Madigan told The Wall Street Journal she would urge state court judges to quash requests from debt-collection industry lawyers for arrest warrants for debts from credit cards, loans and other bills.
Madigan said she would also file enforcement actions against companies that "abuse" their power to seek arrest warrants under Illinois law.
"We can no longer allow debt collectors to pervert the courts," said Madigan, a Democrat.
The Journal says more than a third of U.S. states permit jailing of borrowers who can't or won't pay.
It's unknown how many arrest warrants for debtors have been issued because many courts don't keep track of warrants by alleged offense. But the Journal found this year a review of court filings in nine U.S. counties revealed judges had signed off on more than 5,000 of such warrants since the beginning of 2010.
The warrants are often issued when a borrower sued for payments on outstanding debt does not show up for court or fails to make payments a judge orders.

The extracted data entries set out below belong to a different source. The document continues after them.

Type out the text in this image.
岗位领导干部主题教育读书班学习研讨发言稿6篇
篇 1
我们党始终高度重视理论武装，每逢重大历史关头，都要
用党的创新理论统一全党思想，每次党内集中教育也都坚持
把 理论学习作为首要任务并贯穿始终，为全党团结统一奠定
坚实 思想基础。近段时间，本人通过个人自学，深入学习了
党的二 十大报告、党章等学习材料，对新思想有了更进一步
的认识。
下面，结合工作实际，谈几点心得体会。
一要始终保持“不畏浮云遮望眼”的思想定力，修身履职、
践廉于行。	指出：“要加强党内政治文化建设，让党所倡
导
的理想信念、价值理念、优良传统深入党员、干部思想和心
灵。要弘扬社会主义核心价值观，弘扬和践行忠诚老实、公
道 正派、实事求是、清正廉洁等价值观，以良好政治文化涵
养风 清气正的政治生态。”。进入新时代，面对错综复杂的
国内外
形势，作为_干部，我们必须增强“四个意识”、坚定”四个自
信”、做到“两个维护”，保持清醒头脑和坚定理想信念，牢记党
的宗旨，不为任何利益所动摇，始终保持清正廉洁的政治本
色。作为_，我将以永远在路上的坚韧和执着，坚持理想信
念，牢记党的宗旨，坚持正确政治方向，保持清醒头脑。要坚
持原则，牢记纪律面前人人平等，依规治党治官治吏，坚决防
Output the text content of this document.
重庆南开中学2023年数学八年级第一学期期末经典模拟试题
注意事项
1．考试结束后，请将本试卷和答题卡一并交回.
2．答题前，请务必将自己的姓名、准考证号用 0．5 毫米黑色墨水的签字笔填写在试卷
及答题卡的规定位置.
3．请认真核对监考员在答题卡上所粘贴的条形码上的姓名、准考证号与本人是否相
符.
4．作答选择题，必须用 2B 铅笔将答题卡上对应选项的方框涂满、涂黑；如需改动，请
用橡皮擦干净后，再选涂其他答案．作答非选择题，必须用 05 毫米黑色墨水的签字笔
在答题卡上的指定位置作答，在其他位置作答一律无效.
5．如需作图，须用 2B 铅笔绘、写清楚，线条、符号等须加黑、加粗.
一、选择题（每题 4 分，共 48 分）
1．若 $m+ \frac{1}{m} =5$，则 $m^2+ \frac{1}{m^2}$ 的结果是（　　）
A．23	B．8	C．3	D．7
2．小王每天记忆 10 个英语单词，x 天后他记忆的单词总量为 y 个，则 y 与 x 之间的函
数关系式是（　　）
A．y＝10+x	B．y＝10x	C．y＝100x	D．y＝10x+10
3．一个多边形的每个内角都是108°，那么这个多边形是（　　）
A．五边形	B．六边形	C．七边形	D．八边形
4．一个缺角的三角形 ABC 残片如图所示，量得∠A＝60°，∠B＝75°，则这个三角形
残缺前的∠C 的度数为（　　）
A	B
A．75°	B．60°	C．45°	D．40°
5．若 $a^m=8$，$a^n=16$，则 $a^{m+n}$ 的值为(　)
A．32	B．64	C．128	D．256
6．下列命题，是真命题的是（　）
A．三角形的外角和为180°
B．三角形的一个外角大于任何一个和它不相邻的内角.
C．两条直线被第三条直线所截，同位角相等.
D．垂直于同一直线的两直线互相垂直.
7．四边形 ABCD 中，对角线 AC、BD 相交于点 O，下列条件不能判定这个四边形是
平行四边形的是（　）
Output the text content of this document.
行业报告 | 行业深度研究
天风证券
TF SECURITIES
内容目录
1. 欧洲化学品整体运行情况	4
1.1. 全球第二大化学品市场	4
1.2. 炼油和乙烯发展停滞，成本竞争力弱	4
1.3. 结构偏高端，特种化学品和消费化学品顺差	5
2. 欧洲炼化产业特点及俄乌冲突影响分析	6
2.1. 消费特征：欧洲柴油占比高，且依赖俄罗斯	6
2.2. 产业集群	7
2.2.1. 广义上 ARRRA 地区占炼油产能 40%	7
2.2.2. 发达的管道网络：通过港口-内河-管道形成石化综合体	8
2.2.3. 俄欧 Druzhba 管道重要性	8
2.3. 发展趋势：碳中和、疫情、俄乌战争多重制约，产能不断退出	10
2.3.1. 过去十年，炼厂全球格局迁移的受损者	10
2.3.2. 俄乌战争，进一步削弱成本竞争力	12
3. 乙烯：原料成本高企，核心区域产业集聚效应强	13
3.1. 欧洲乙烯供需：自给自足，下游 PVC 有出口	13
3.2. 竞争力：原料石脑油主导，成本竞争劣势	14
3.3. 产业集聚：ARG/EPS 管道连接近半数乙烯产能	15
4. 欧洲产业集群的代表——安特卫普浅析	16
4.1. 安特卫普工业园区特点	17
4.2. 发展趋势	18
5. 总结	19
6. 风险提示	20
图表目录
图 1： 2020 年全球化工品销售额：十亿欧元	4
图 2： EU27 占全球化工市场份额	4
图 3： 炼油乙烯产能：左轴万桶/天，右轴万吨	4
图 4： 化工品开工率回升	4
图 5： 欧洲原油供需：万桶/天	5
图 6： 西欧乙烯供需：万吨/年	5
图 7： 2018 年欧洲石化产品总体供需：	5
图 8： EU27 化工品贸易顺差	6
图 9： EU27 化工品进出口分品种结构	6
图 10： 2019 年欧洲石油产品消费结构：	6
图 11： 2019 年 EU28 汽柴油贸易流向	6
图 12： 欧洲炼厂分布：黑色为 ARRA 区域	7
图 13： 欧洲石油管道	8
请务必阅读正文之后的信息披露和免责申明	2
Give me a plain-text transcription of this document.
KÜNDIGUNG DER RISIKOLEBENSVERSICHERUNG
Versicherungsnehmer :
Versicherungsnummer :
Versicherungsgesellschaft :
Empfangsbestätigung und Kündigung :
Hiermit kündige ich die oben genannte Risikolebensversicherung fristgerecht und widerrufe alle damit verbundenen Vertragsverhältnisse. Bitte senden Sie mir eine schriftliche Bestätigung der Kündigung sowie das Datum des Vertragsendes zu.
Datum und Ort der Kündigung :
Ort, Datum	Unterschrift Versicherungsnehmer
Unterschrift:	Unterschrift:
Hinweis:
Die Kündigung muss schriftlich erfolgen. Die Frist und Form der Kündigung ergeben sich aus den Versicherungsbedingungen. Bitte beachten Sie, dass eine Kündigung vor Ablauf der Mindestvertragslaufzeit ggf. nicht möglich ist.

Use of the warrants have been criticized by some judges, who call them a modern-day version of debtors' prison. And Madigan said borrowers sometimes are jailed without even knowing they had been sued because of sloppy, incomplete or inaccurate paperwork submitted to courts.
Mark Schiffman, a spokesman for ACA International, the rapidly growing debt-industry's main trade group, called the threat of jail a last resort.
"Debt collectors aren't advocating for debtors' arrests," Schiffman said.